Advertisement
Advertisement
Published: Mar 17, 2023, 18:07 UTC•1min read
BRASILIA (Reuters) – Brazil’s Finance Ministry reduced its estimates for economic growth this year, mentioning the impact of higher basic interest rates on activity and credit, as well as reduced liquidity in the United States.

BRASILIA (Reuters) – Brazil’s Finance Ministry reduced its estimates for economic growth this year, mentioning the impact of higher basic interest rates on activity and credit, as well as reduced liquidity in the United States.
The Ministry’s Secretariat of Economic Policy (SPE) now projects a gross domestic product expansion of 1.61%, down from 2.1% in November. The projection for next year was also reduced to 2.34% from 2.5%.
In a statement, the secretariat said previous estimates, made under former President Jair Bolsonaro’s government, “minimized the contractionary effects of monetary policy on the economic cycle and credit market.”
New leftist President Luiz Inacio Lula da Silva has consistently criticized the level of the central bank’s benchmark interest rate, which has been held steady at a six-year high since September, arguing that it harms activity growth and threatens a credit crunch.

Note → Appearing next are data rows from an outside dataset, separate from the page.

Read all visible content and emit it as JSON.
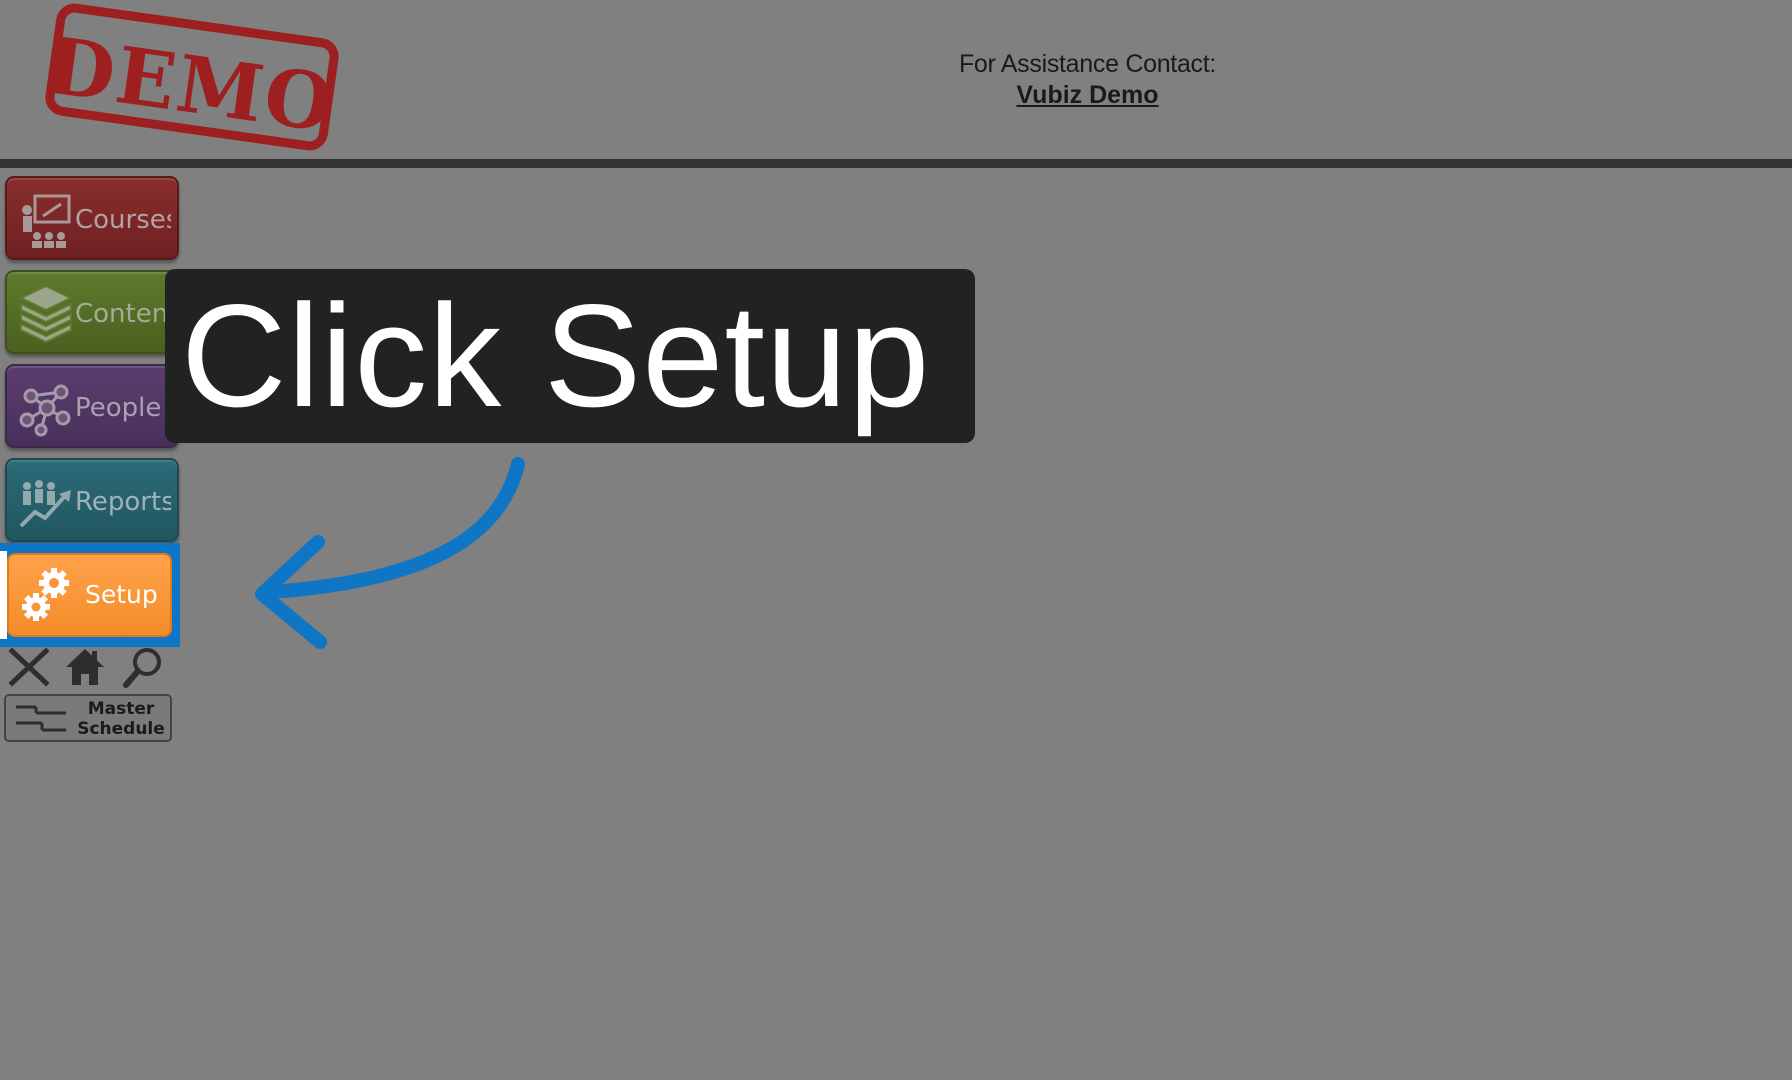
{
  "header": {
    "assist_label": "For Assistance Contact:",
    "assist_link": "Vubiz Demo",
    "logo": "DEMO"
  },
  "nav": {
    "items": [
      {
        "label": "Courses",
        "icon": "presentation-icon",
        "color": "#7c2828"
      },
      {
        "label": "Content",
        "icon": "stack-icon",
        "color": "#556e26"
      },
      {
        "label": "People",
        "icon": "network-icon",
        "color": "#523664"
      },
      {
        "label": "Reports",
        "icon": "chart-people-icon",
        "color": "#26616c"
      },
      {
        "label": "Setup",
        "icon": "gears-icon",
        "color": "#f7963a"
      }
    ]
  },
  "toolbar": {
    "close": "close-icon",
    "home": "home-icon",
    "search": "search-icon"
  },
  "master_schedule": {
    "line1": "Master",
    "line2": "Schedule"
  },
  "tooltip": {
    "text": "Click Setup"
  },
  "colors": {
    "highlight": "#0e76c4",
    "background": "#808080",
    "divider": "#333333"
  }
}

The secretariat also now sees higher inflation, at 5.31% in 2023 and 3.52% in 2024, up from 4.6% and 3%, respectively.
The official inflation target is 3.25% this year and 3% in 2024, with a margin of plus or minus 1.5 percentage point.
(Reporting by Marcela Ayres; Editing by Chris Reese and Diane Craft)

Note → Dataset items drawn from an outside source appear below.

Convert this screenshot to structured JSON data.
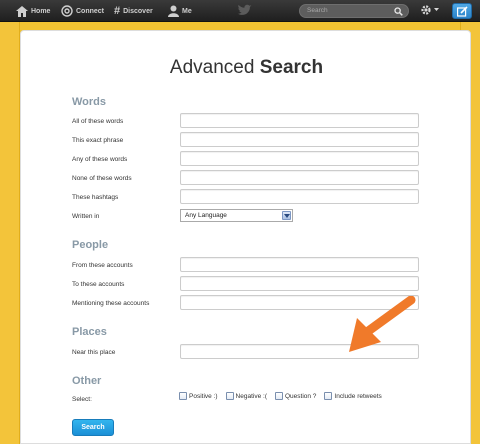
{
  "nav": {
    "home": "Home",
    "connect": "Connect",
    "discover": "Discover",
    "me": "Me",
    "search_placeholder": "Search"
  },
  "page": {
    "title_light": "Advanced",
    "title_bold": "Search"
  },
  "sections": {
    "words": {
      "heading": "Words",
      "all": "All of these words",
      "exact": "This exact phrase",
      "any": "Any of these words",
      "none": "None of these words",
      "hashtags": "These hashtags",
      "written_in": "Written in",
      "language_value": "Any Language"
    },
    "people": {
      "heading": "People",
      "from": "From these accounts",
      "to": "To these accounts",
      "mentioning": "Mentioning these accounts"
    },
    "places": {
      "heading": "Places",
      "near": "Near this place"
    },
    "other": {
      "heading": "Other",
      "select": "Select:",
      "positive": "Positive :)",
      "negative": "Negative :(",
      "question": "Question ?",
      "retweets": "Include retweets"
    }
  },
  "actions": {
    "search": "Search"
  },
  "colors": {
    "frame": "#f1c232",
    "button": "#1b8fd6",
    "annotation_arrow": "#f07a2a"
  },
  "icons": {
    "home": "home-icon",
    "connect": "at-icon",
    "discover": "hash-icon",
    "me": "person-icon",
    "bird": "bird-icon",
    "search": "magnifier-icon",
    "settings": "gear-icon",
    "compose": "compose-icon"
  }
}
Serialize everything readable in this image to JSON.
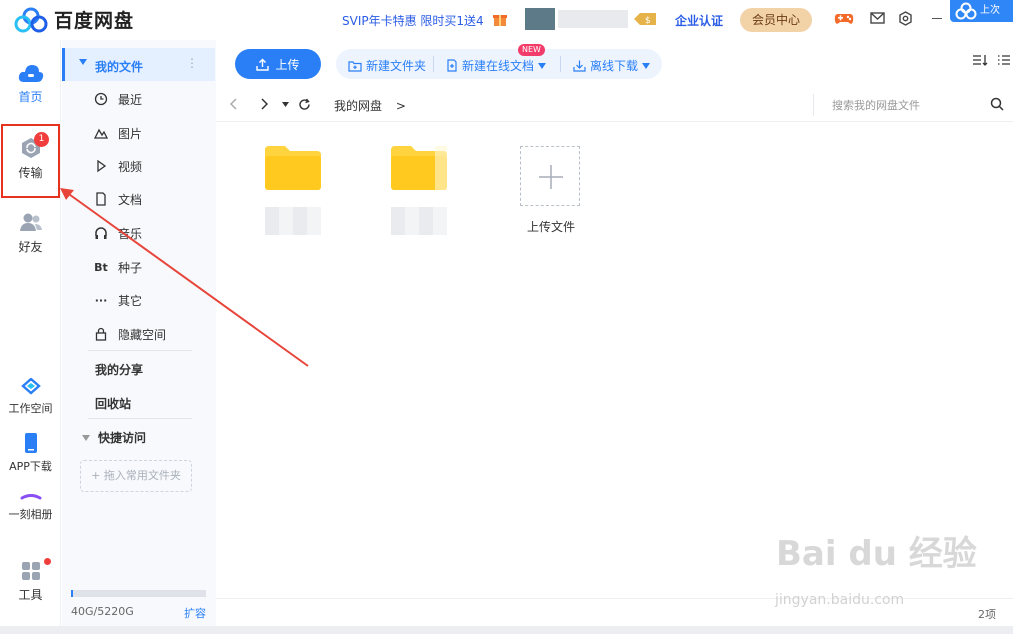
{
  "app": {
    "name": "百度网盘"
  },
  "header": {
    "promo": "SVIP年卡特惠 限时买1送4",
    "svip_badge": "$",
    "enterprise": "企业认证",
    "vip_center": "会员中心",
    "widget_label": "上次"
  },
  "leftnav": {
    "home": "首页",
    "transfer": "传输",
    "transfer_badge": "1",
    "friends": "好友",
    "workspace": "工作空间",
    "app_download": "APP下载",
    "album": "一刻相册",
    "tools": "工具"
  },
  "sidebar": {
    "my_files": "我的文件",
    "more": "⋮",
    "items": [
      {
        "label": "最近",
        "icon": "clock-icon"
      },
      {
        "label": "图片",
        "icon": "image-icon"
      },
      {
        "label": "视频",
        "icon": "play-icon"
      },
      {
        "label": "文档",
        "icon": "document-icon"
      },
      {
        "label": "音乐",
        "icon": "headphones-icon"
      },
      {
        "label": "种子",
        "icon": "bt-icon",
        "glyph": "Bt"
      },
      {
        "label": "其它",
        "icon": "more-dots-icon",
        "glyph": "···"
      },
      {
        "label": "隐藏空间",
        "icon": "lock-icon"
      }
    ],
    "my_share": "我的分享",
    "recycle": "回收站",
    "quick_access": "快捷访问",
    "drop_hint": "+ 拖入常用文件夹",
    "storage_text": "40G/5220G",
    "storage_used_fraction": 0.0077,
    "expand": "扩容"
  },
  "toolbar": {
    "upload": "上传",
    "new_folder": "新建文件夹",
    "new_online_doc": "新建在线文档",
    "new_badge": "NEW",
    "offline_download": "离线下载"
  },
  "pathbar": {
    "breadcrumb": "我的网盘",
    "breadcrumb_sep": ">",
    "search_placeholder": "搜索我的网盘文件"
  },
  "files": {
    "upload_tile_label": "上传文件",
    "item_count": "2项"
  },
  "watermark": {
    "main": "Bai du 经验",
    "sub": "jingyan.baidu.com"
  },
  "colors": {
    "accent": "#2a7ff6",
    "badge_red": "#f23d3d",
    "highlight_red": "#e8321e",
    "folder_yellow": "#ffd43f"
  }
}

Don’t miss a thing! Sign up for a daily update delivered to your inbox
Sponsored Financial Content
Trade With A Regulated Broker
Read More
Brazil’s Finance Ministry has recently released a report revealing a revision in their forecast for the country’s gross domestic product (GDP) in 2023, reducing the projected growth to 1.61%.

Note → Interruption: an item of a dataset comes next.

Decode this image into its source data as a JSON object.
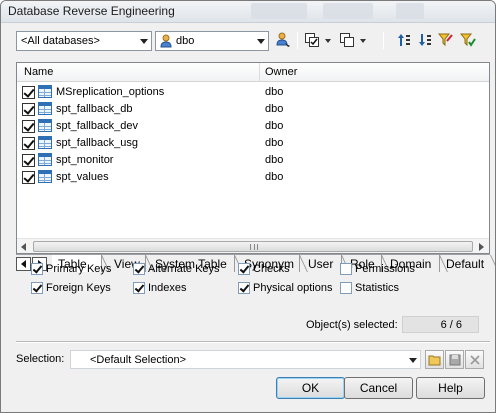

Since the beginning of the pandemic, Brazil’s economy has been severely impacted, leading to a downward revision of its 2021 and 2022 GDP forecasts, which stand at 4.9% and 2.41% respectively. While this adjustment was expected, the Finance Ministry’s new GDP projection for 2023 appears to be far more pessimistic than previously predicted; the department had suggested in December that the country’s 2023 GDP could reach as high as 3.1%.
The report highlights that personal consumption and public spending are expected to remain low, indicating a slower recovery from the economic crisis caused by the pandemic. Several economic indicators and indicators of investor confidence suggest that investors are concerned the current growth rates are unsustainable. The Brazilian real is also under pressure, experiencing major devaluation against the US dollar over the past few months.
Brazil’s economy is far from out of the woods and public policies must be implemented in order to revive the economy and bolster investor confidence. Brazilian officials have acknowledged this, so decision makers and policymakers are likely to focus on balancing fiscal and monetary policies to increase growth rates in the medium-term.
While the recession may have put a dampener on Brazil’s economic prospects, it is worth noting that the projected growth rate of 1.61% is still higher than many other countries. In spite of the current crisis, Brazil is expected to outpace the worldwide median in terms of growth rates in the forthcoming years.